Die Kühe werden gefüttert. Im Familienbetrieb von Hubert und Anna Jobs packt jeder mit an.

  1. Anna und Hubert Jobs bewirtschaften einen Bauernhof in Weiler-Brüggen mit 70 Milchkühen und weiteren 60 Rindern und Kälbern.
  2. „Jetzt aber sieht es extrem schlecht aus“, sagt der Landwirt und holt tief Luft. Gerade einmal 18 Cent bekommt er zurzeit für den Liter Milch.

Rhein-Erft-Kreis – Die Idylle trügt. „Brauni“ nennt Hubert Jobs seine Lieblingskuh. Brauni hat ein seidig glattes braunes Fell und kommt sofort zum Gatter, wenn Jobs in den Stall kommt.

Mit seiner Frau Anna bewirtschaftet der 46-Jährige einen Bauernhof in Weiler-Brüggen mit 70 Milchkühen und weiteren 60 Rindern und Kälbern.

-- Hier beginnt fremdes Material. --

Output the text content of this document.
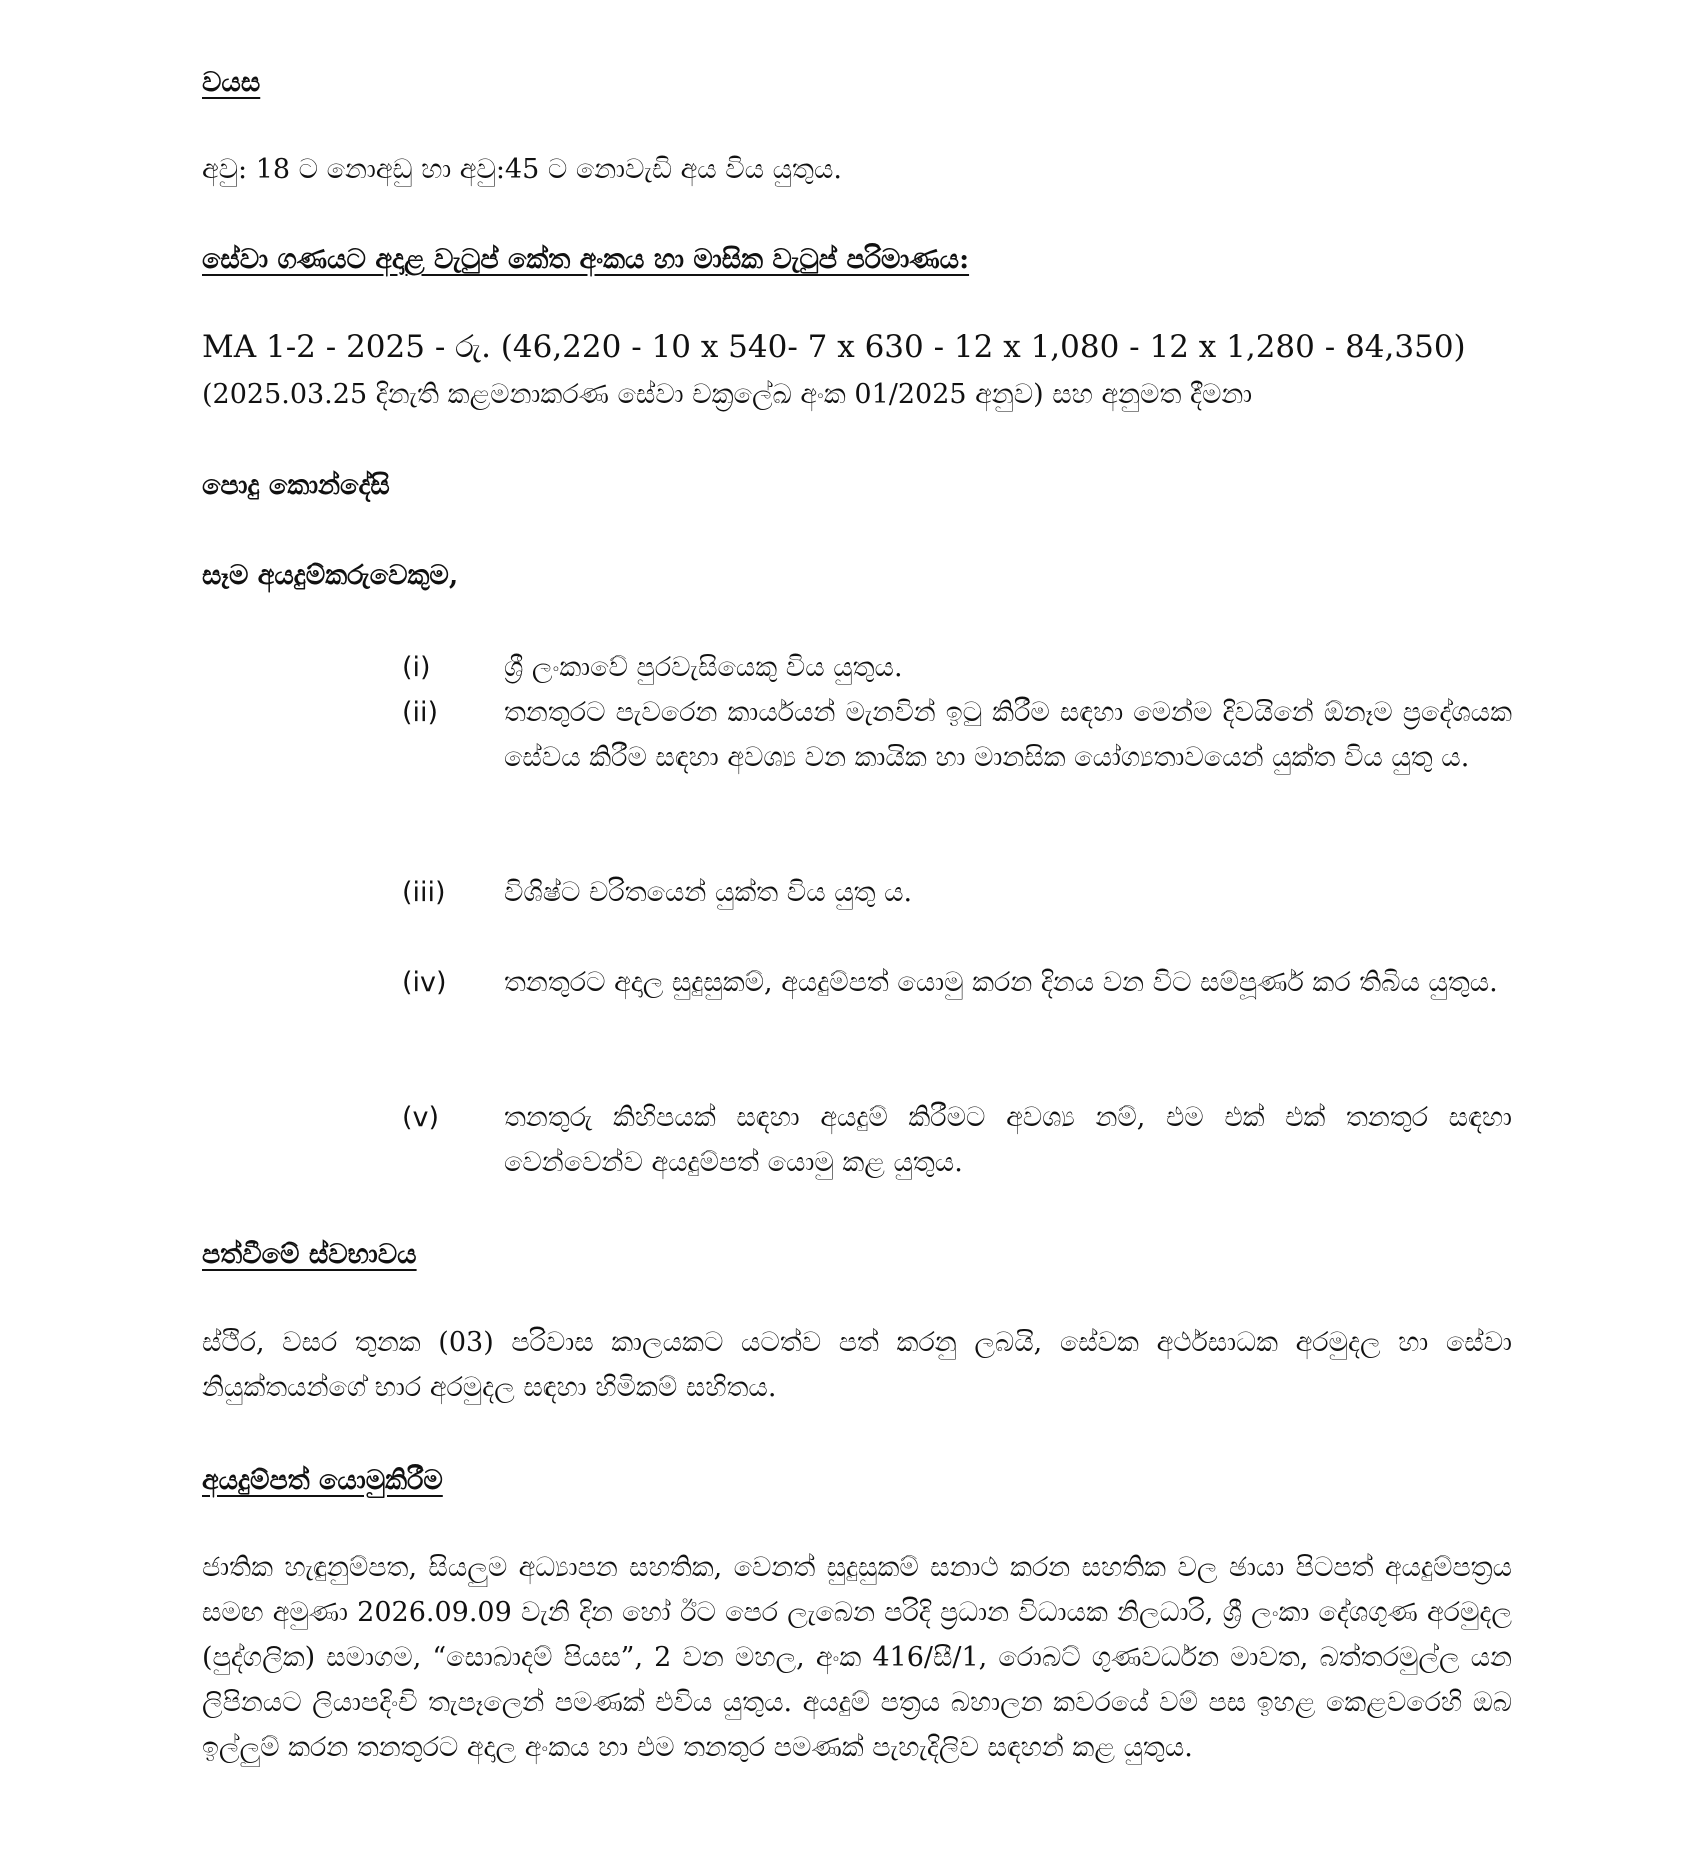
වයස
අවු: 18 ට නොඅඩු හා අවු:45 ට නොවැඩි අය විය යුතුය.
සේවා ගණයට අදාළ වැටුප් කේත අංකය හා මාසික වැටුප් පරිමාණය:
MA 1-2 - 2025 - රු. (46,220 - 10 x 540- 7 x 630 - 12 x 1,080 - 12 x 1,280 - 84,350)
(2025.03.25 දිනැති කළමනාකරණ සේවා චක්‍රලේඛ අංක 01/2025 අනුව) සහ අනුමත දීමනා
පොදු කොන්දේසි
සෑම අයදුම්කරුවෙකුම,
(i)	ශ්‍රී ලංකාවේ පුරවැසියෙකු විය යුතුය.
(ii)	තනතුරට පැවරෙන කාර්යයන් මැනවින් ඉටු කිරීම සඳහා මෙන්ම දිවයිනේ ඕනෑම ප්‍රදේශයක සේවය කිරීම සඳහා අවශ්‍ය වන කායික හා මානසික යෝග්‍යතාවයෙන් යුක්ත විය යුතු ය.
(iii)	විශිෂ්ට චරිතයෙන් යුක්ත විය යුතු ය.
(iv)	තනතුරට අදාල සුදුසුකම්, අයදුම්පත් යොමු කරන දිනය වන විට සම්පූර්ණ කර තිබිය යුතුය.
(v)	තනතුරු කිහිපයක් සඳහා අයදුම් කිරීමට අවශ්‍ය නම්, එම එක් එක් තනතුර සඳහා වෙන්වෙන්ව අයදුම්පත් යොමු කළ යුතුය.
පත්වීමේ ස්වභාවය
ස්ථිර, වසර තුනක (03) පරිවාස කාලයකට යටත්ව පත් කරනු ලබයි, සේවක අර්ථසාධක අරමුදල හා සේවා නියුක්තයන්ගේ භාර අරමුදල සඳහා හිමිකම් සහිතය.
අයදුම්පත් යොමුකිරීම
ජාතික හැඳුනුම්පත, සියලුම අධ්‍යාපන සහතික, වෙනත් සුදුසුකම් සනාථ කරන සහතික වල ඡායා පිටපත් අයදුම්පත්‍රය සමඟ අමුණා 2026.09.09 වැනි දින හෝ ඊට පෙර ලැබෙන පරිදි ප්‍රධාන විධායක නිලධාරි, ශ්‍රී ලංකා දේශගුණ අරමුදල (පුද්ගලික) සමාගම, “සොබාදම් පියස”, 2 වන මහල, අංක 416/සී/1, රොබට් ගුණවර්ධන මාවත, බත්තරමුල්ල යන ලිපිනයට ලියාපදිංචි තැපෑලෙන් පමණක් එවිය යුතුය. අයදුම් පත්‍රය බහාලන කවරයේ වම් පස ඉහළ කෙළවරෙහි ඔබ ඉල්ලුම් කරන තනතුරට අදාල අංකය හා එම තනතුර පමණක් පැහැදිලිව සඳහන් කළ යුතුය.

Anna und Hubert Jobs haben sich 1991 auf der Meisterschule kennengelernt. „Damals waren die Perspektiven ganz anders und wirklich gut“, sagt Anna Jobs.

„Jetzt aber sieht es extrem schlecht aus“, sagt ihr Mann und holt tief Luft. Gerade einmal 18 Cent bekommt er zurzeit für den Liter Milch. „Damit kommen wir nicht aus.“ Um kostendeckend arbeiten und vielleicht auch investieren zu können, müssten es mindestens 40 Cent sein, sagt der Milchbauer.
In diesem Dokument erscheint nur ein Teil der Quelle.